Must be of the living dead?
LOLOLOLOLOLOLOLOL!!!!

ddwwb


----------



## cmaxnavy (Dec 23, 2007)

The Canadian's have always distinguished themselves in battle. The 'stealth' fighter 'not pictured' better represents the lack of support from the Canadian Government than the capabilities of its finest citizens. I have operated with Canadians on the front lines. The finest!


----------



## jackass (Mar 26, 2008)

*Good one Rick, Canada evidently, is a force to be reconed with.
Jack*


----------



## Abbott (May 10, 2009)




----------



## terrilynne (Jun 24, 2010)

Oh-Rick….haha..good-one


----------



## Brad_Nailor (Jul 26, 2007)

Canada…Americas silly hat…


----------



## jackass (Mar 26, 2008)

*Yeah Brad,
With snow on the top, not to forget the diamonds in Yellowknife.
Jack*


----------



## jusfine (May 22, 2010)

Thanks Charles! We think so too!


----------



## richgreer (Dec 25, 2009)

I think one of those stealth fighters just flew over. Nothing to see - nothing to hear - very impressive.


----------



## dbhost (Jul 20, 2009)

Just hope that Red Green isn't their aviation mechanic!


----------



## Dennisgrosen (Nov 14, 2009)

) thank´s for the smile ,just what I needed after the last costummer

Dennis


----------



## GMman (Apr 11, 2008)

CA


----------



## Magnum (Feb 5, 2010)

Charles: Thank you for your VERY meaningfull remark. It's much appreciated. I read your Profile and that makes it even more meaningfull.

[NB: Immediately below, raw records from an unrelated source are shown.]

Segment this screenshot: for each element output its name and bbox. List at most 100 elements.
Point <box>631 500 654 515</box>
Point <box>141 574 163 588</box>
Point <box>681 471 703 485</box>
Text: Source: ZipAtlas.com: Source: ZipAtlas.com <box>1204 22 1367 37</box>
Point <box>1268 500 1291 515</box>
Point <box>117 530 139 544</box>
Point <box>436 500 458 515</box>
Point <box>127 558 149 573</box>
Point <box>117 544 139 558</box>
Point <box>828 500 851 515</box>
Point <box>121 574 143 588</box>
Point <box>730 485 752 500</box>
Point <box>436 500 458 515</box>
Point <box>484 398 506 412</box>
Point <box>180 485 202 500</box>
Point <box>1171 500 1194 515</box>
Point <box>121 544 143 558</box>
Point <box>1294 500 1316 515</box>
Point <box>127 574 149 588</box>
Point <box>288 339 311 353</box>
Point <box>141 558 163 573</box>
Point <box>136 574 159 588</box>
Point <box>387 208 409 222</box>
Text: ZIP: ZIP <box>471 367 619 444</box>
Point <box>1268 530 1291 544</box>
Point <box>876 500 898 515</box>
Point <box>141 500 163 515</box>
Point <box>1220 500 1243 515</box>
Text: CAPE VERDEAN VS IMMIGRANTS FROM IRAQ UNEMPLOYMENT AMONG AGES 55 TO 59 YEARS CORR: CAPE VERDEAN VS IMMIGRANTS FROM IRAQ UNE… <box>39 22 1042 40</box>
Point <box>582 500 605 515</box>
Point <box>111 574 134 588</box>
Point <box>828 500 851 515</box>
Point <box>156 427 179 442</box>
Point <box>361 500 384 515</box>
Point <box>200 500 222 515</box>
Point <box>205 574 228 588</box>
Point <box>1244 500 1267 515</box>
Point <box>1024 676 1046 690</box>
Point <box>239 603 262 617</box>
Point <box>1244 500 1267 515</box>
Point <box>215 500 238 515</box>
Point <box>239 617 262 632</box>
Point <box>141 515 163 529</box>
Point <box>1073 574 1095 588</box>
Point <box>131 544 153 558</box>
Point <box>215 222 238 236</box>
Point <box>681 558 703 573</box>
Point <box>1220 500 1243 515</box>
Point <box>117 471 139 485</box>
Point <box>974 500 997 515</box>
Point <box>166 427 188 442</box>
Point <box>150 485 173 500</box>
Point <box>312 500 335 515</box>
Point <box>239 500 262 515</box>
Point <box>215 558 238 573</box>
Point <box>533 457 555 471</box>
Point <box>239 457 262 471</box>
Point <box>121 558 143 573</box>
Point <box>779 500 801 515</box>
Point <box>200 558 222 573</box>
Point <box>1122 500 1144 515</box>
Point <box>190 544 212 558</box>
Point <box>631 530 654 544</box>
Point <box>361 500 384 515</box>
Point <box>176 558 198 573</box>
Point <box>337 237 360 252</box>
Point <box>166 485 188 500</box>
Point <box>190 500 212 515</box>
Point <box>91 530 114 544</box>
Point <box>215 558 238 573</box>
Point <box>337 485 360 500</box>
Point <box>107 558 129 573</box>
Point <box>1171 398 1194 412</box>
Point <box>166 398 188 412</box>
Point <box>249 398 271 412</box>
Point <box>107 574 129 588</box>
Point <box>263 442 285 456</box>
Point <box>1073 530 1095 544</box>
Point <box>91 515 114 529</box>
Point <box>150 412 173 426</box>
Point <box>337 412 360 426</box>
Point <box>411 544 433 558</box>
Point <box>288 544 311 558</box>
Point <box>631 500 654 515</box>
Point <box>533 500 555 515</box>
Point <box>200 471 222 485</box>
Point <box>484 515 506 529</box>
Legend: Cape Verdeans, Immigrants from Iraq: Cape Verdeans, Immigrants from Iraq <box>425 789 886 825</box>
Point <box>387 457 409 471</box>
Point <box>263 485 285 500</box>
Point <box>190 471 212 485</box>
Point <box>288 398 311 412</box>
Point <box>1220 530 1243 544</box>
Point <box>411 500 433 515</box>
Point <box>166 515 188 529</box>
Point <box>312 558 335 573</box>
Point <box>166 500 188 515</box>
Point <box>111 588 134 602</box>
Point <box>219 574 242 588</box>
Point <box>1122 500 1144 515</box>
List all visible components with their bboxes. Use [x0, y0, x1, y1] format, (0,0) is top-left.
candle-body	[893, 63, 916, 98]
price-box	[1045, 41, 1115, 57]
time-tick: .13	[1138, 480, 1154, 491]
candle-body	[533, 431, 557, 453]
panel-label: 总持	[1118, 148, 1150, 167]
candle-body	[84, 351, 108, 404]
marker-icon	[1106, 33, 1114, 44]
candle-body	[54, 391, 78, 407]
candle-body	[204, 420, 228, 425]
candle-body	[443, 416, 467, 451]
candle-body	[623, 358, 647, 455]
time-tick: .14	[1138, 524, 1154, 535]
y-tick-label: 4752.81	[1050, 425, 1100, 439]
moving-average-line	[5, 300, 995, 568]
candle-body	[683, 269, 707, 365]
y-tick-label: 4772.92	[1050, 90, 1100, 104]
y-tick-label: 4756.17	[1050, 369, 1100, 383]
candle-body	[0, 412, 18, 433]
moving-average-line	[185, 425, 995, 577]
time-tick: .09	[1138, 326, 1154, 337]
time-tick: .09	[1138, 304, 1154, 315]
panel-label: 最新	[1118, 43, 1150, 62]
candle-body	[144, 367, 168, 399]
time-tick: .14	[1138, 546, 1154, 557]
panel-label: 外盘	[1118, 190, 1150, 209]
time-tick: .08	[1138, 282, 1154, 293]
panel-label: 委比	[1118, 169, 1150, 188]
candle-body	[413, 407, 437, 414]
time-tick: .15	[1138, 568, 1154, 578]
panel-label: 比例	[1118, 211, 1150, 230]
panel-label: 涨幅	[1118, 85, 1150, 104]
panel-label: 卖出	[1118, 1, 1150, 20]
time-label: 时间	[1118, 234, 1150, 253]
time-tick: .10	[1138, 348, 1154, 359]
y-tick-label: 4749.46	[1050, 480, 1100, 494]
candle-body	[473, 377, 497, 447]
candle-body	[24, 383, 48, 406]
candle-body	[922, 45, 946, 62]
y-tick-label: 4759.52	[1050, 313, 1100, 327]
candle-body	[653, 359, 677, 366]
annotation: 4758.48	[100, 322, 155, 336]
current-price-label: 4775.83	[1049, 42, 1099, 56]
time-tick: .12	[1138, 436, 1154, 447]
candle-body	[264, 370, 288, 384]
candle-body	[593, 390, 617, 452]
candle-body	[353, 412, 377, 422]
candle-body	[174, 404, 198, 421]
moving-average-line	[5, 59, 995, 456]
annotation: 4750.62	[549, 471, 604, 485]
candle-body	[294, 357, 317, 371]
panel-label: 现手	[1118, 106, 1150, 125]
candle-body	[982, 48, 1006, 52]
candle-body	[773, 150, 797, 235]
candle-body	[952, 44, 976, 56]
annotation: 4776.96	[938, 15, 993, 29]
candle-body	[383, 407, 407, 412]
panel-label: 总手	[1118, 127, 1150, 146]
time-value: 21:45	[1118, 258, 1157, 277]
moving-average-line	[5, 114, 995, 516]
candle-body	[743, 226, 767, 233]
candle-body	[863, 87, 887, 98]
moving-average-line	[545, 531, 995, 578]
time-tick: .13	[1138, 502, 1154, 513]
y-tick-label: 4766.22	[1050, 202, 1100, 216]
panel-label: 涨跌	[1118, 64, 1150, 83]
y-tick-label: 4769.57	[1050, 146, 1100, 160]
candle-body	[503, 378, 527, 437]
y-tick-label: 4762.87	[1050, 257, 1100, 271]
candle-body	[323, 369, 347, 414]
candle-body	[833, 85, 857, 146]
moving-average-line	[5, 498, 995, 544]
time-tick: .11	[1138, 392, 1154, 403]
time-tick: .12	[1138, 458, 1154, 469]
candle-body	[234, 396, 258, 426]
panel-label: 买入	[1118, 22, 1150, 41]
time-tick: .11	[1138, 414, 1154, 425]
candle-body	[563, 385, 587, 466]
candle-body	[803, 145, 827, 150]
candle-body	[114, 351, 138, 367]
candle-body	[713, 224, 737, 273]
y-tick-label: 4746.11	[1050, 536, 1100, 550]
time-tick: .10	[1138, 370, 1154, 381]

Also looked at, and Bookmarked your Website. Your Clocks are Totally amazing! The Timber Frame is my Favourite.

Others: I'm pleased that I'm able to provide you with a "Chuckle" now and then. Thanks for your Excellent and Witty Comments!!

tom1: See the comments above on No Shadow? That's because "The Sun Never Shines There". Of course you already knew that didn't you. Your "Witty Less" Little comment… 


OH! Guys & Gals! I just remembered another GOOD One! Do you know how "Candy Bars" are made?

Refill your Coffee Mugs and Stay Tuned! Well…..Maybe not …..Unless you want to see it?


> HUH


? Am I a Tease or What??


----------



## LeeinEdmonton (Aug 5, 2008)

Not to worry dbhost, Red Green couldn't get his non-stealth duct tape past the Minister of Defense.

Lee


----------